職員室のコピー機の前。
A4の束を手にしたコメは、ふと隣の人影に気づいた。
「……先生、それ、また丸つけですか?」
「期末前だからな。終わらん」
渡部は片手に赤ペン、もう片手に問題用紙を持っていた。
いつも通りの、ぶっきらぼうで無駄のない動き。
「……あの、じゃあ、手伝いますよ。得意分野だけ」
「……報酬は?」
ふっと、いたずらっぽい笑みが浮かんだ。
「えー、報酬? お昼ご飯でどうです?」
「学食ならパス」
「じゃあ……私の手作りお弁当?」
その一言に、渡部の手が一瞬止まった。
だけど、顔は上げずにポツリと。
「……それは、罰ゲームか?」
「ひどっ!!」
声を立てて笑ってから、コメは資料を抱えて自分の席へ戻った。
……それでも、どこか嬉しかった。
***
昼休み。
職員室を抜けて、ふたりはいつもの準備室にいた。
「……なんかさ」
コメがぽつりと言う。
「最近、距離感おかしいですよね、私たち」
「おかしい、か?」
「おかしいでしょ。生徒が見たら“えっ付き合ってるん?”ってなりますよ」
「そう見えるか?」
渡部は、どこか探るような目でコメを見た。
コメは慌てて言葉を濁す。
「……まぁ、距離、近いなって。職員室でも、こうしてる時も」
「それが嫌か?」
「……」
ふと、目が合った。
その一瞬、体温が上がるのがわかった。
「……嫌じゃない、です」
息を吐くように言ったその言葉が、意外と大きく響いた気がした。
渡部は視線を逸らし、少し笑った。
「俺は……“先生と距離が近い”って、言われ慣れてないからな」
「私も、“数学の先生と距離が近い”って、ちょっと想像してなかったです」
「数学関係ないだろ」
「あります。
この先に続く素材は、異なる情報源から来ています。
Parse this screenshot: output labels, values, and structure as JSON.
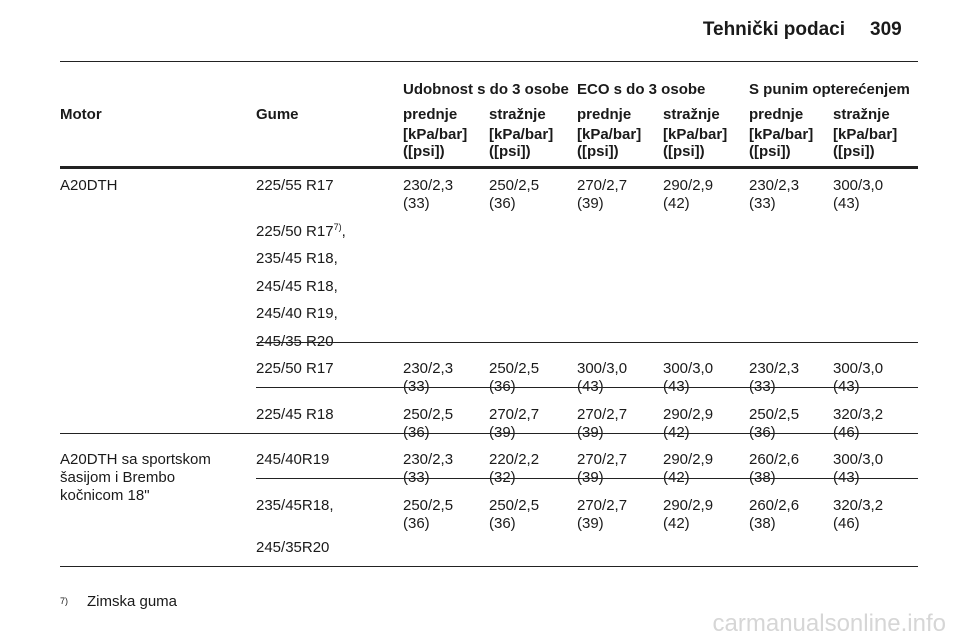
{
  "header": {
    "title": "Tehnički podaci",
    "page": "309"
  },
  "table": {
    "groups": [
      "Udobnost s do 3 osobe",
      "ECO s do 3 osobe",
      "S punim opterećenjem"
    ],
    "columns": [
      "Motor",
      "Gume",
      "prednje",
      "stražnje",
      "prednje",
      "stražnje",
      "prednje",
      "stražnje"
    ],
    "units": [
      [
        "[kPa/bar]",
        "([psi])"
      ],
      [
        "[kPa/bar]",
        "([psi])"
      ],
      [
        "[kPa/bar]",
        "([psi])"
      ],
      [
        "[kPa/bar]",
        "([psi])"
      ],
      [
        "[kPa/bar]",
        "([psi])"
      ],
      [
        "[kPa/bar]",
        "([psi])"
      ]
    ],
    "sections": [
      {
        "motor": [
          "A20DTH"
        ],
        "rows": [
          {
            "tyres": [
              "225/55 R17"
            ],
            "values": [
              [
                "230/2,3",
                "(33)"
              ],
              [
                "250/2,5",
                "(36)"
              ],
              [
                "270/2,7",
                "(39)"
              ],
              [
                "290/2,9",
                "(42)"
              ],
              [
                "230/2,3",
                "(33)"
              ],
              [
                "300/3,0",
                "(43)"
              ]
            ]
          },
          {
            "tyres": [
              [
                "225/50 R17",
                "7)",
                ","
              ],
              "235/45 R18,",
              "245/45 R18,",
              "245/40 R19,",
              "245/35 R20"
            ],
            "values": []
          },
          {
            "tyres": [
              "225/50 R17"
            ],
            "values": [
              [
                "230/2,3",
                "(33)"
              ],
              [
                "250/2,5",
                "(36)"
              ],
              [
                "300/3,0",
                "(43)"
              ],
              [
                "300/3,0",
                "(43)"
              ],
              [
                "230/2,3",
                "(33)"
              ],
              [
                "300/3,0",
                "(43)"
              ]
            ]
          },
          {
            "tyres": [
              "225/45 R18"
            ],
            "values": [
              [
                "250/2,5",
                "(36)"
              ],
              [
                "270/2,7",
                "(39)"
              ],
              [
                "270/2,7",
                "(39)"
              ],
              [
                "290/2,9",
                "(42)"
              ],
              [
                "250/2,5",
                "(36)"
              ],
              [
                "320/3,2",
                "(46)"
              ]
            ]
          }
        ]
      },
      {
        "motor": [
          "A20DTH sa sportskom",
          "šasijom i Brembo",
          "kočnicom 18\""
        ],
        "rows": [
          {
            "tyres": [
              "245/40R19"
            ],
            "values": [
              [
                "230/2,3",
                "(33)"
              ],
              [
                "220/2,2",
                "(32)"
              ],
              [
                "270/2,7",
                "(39)"
              ],
              [
                "290/2,9",
                "(42)"
              ],
              [
                "260/2,6",
                "(38)"
              ],
              [
                "300/3,0",
                "(43)"
              ]
            ]
          },
          {
            "tyres": [
              "235/45R18,",
              "245/35R20"
            ],
            "values": [
              [
                "250/2,5",
                "(36)"
              ],
              [
                "250/2,5",
                "(36)"
              ],
              [
                "270/2,7",
                "(39)"
              ],
              [
                "290/2,9",
                "(42)"
              ],
              [
                "260/2,6",
                "(38)"
              ],
              [
                "320/3,2",
                "(46)"
              ]
            ]
          }
        ]
      }
    ]
  },
  "footnote": {
    "mark": "7)",
    "text": "Zimska guma"
  },
  "watermark": "carmanualsonline.info"
}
理系は合理主義者が多いんで!」
「俺は、矛盾だらけだぞ」
その言葉に、コメは少しだけ真顔になった。
「……それでも、好きになったのは、先生でした」
渡部が何かを言いかけた時、生徒がノックしてきて、扉が開いた。
「すみません! コメ先生いますかー?」
「……はい、今行きます!」
慌てて立ち上がる。
でも、その前に一瞬だけ振り返った。
渡部の視線が、真っ直ぐこっちを見ていた。
——その距離感。
“近すぎるわけでもないけど、離れるには惜しい”そんな距離だった。